Some things cannot be changed, no matter how much effort is sunk into them. As a (mostly) vegetarian, fervent lover of fruits and passionate adorer of vegetables, it is with much regret that I announce my dislike of butternut squash soup. Either too sweet or too salty, not enough butternut squash or a bland, sweet puree reminiscent of baby food, butternut squash is a vegetable best left to the dessert world. As a substitute for pumpkin, it's fantastic. The sweet, creamy fruit, roasted and scooped from its helmet-like skin, blends beautifully with spices like cinnamon, nutmeg and vanilla. Covered in salt and whiffing of garlic, though, not so much.
And it's not even easy, or quick. I'm actually massively lazy on a regular basis, or, more likely, perpetually exhausted, thanks to a(n un)healthy karate habit. This recipe requires a blender, the oven, the stove, constant stirring, and the possibility of bright orange soup explosions. In other words, not something I'm down for at 11:30pm after two hours of class, an extra workout, and an hour driving home in unexpected traffic.
Sad to say, it is not this recipe that changes my mind, and I slowly back away from my fruitless (heh) quest to find an agreeable butternut squash soup.
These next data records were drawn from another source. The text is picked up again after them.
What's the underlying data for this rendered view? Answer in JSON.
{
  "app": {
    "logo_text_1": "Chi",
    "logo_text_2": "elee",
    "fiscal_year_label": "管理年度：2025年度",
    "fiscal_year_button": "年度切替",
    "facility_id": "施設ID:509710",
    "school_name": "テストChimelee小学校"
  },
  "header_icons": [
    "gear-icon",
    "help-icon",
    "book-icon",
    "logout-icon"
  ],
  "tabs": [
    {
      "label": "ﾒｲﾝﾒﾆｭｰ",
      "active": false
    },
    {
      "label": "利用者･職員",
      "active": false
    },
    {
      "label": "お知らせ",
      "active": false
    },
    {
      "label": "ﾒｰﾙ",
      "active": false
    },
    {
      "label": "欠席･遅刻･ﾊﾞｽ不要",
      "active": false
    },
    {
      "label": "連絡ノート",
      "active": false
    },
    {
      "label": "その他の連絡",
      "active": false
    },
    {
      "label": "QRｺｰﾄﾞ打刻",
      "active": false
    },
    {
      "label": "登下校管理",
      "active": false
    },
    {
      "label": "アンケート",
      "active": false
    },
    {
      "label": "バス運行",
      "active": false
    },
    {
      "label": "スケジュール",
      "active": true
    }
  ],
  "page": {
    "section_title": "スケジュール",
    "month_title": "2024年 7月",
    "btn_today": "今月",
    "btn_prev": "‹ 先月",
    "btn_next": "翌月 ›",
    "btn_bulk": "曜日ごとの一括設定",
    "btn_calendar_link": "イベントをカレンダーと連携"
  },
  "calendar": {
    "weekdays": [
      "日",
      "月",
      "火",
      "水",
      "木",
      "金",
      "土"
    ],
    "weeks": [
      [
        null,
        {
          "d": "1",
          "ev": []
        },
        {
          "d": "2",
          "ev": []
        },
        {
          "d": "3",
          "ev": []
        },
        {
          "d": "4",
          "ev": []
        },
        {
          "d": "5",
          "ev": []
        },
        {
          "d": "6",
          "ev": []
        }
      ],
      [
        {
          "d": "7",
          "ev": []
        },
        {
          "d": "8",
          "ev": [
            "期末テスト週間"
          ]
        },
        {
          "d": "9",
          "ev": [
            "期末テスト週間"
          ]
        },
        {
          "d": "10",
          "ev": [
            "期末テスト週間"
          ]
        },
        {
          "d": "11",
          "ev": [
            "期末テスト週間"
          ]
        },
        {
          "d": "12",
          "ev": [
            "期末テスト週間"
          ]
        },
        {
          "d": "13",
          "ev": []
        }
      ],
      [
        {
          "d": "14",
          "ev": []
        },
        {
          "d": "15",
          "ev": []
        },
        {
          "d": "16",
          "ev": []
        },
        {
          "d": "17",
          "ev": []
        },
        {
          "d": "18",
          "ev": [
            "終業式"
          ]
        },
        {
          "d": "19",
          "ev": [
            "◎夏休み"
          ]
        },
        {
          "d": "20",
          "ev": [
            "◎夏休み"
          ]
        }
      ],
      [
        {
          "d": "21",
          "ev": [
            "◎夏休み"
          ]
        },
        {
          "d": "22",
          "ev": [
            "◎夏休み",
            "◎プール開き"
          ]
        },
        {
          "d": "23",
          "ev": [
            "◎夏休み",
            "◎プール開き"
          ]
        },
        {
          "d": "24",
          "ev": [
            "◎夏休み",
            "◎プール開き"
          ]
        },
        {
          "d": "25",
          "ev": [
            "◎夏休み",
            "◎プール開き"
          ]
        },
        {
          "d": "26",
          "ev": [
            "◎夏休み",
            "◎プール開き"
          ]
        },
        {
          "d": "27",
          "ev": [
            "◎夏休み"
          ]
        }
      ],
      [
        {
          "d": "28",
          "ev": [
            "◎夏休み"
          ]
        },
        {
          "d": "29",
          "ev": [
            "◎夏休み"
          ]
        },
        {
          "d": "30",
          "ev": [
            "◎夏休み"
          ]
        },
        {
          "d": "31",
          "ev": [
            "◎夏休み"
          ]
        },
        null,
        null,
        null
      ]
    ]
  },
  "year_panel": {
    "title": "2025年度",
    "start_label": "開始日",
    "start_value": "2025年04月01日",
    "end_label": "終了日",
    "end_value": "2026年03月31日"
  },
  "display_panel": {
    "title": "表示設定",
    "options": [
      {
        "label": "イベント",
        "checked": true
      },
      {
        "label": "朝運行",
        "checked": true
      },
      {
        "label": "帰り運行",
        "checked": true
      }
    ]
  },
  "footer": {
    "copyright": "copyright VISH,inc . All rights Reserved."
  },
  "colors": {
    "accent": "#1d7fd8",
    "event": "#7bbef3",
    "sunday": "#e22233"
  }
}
As a proud home cook with a massive ego, it rather pains me to admit that even I can't make myself like butternut squash soup. Then, why, might one ask, why on Earth am I sharing a recipe for this one dish that I have never managed to enjoy? A soup that takes up an entire huge box in the fridge and will probably last another week and three friends staying over Friday night? Because, glory hallelujah, my boyfriend likes this soup.
Butternut Squash Soup
Reluctantly developed from various sources, including Simply Recipes and Cookie and Kate
2 lb cubed butternut squash (we bought ours from Costco. A lovely place)
2 or 3 garlic cloves
1 tbsp olive or other cooking oil
1 tsp salt (season to taste)
4 cups water
1. Preheat the oven to 400F and line a baking tray, preferably rimmed, with foil.
2. Chop the onion into large chunks. Peel, trim and roughly chop the garlic.
3. Mix the onion, garlic and butternut squash with 1 tbsp of oil and layer on the baking tray. Sprinkle with salt and roast the vegetables for about 60 minutes, stirring them halfway. The vegetables will brown, caramelize a bit, and become what is probably the most delicious stage of this soup.
4. In a blender, food processor or other pureeing device, cream together the vegetables and water into soup, probably in batches.
5. Heat on the stove, stirring gently to prevent bright orange explosions.
6. Season to taste, and serve to those who enjoy butternut squash soup. Enjoy! I hope.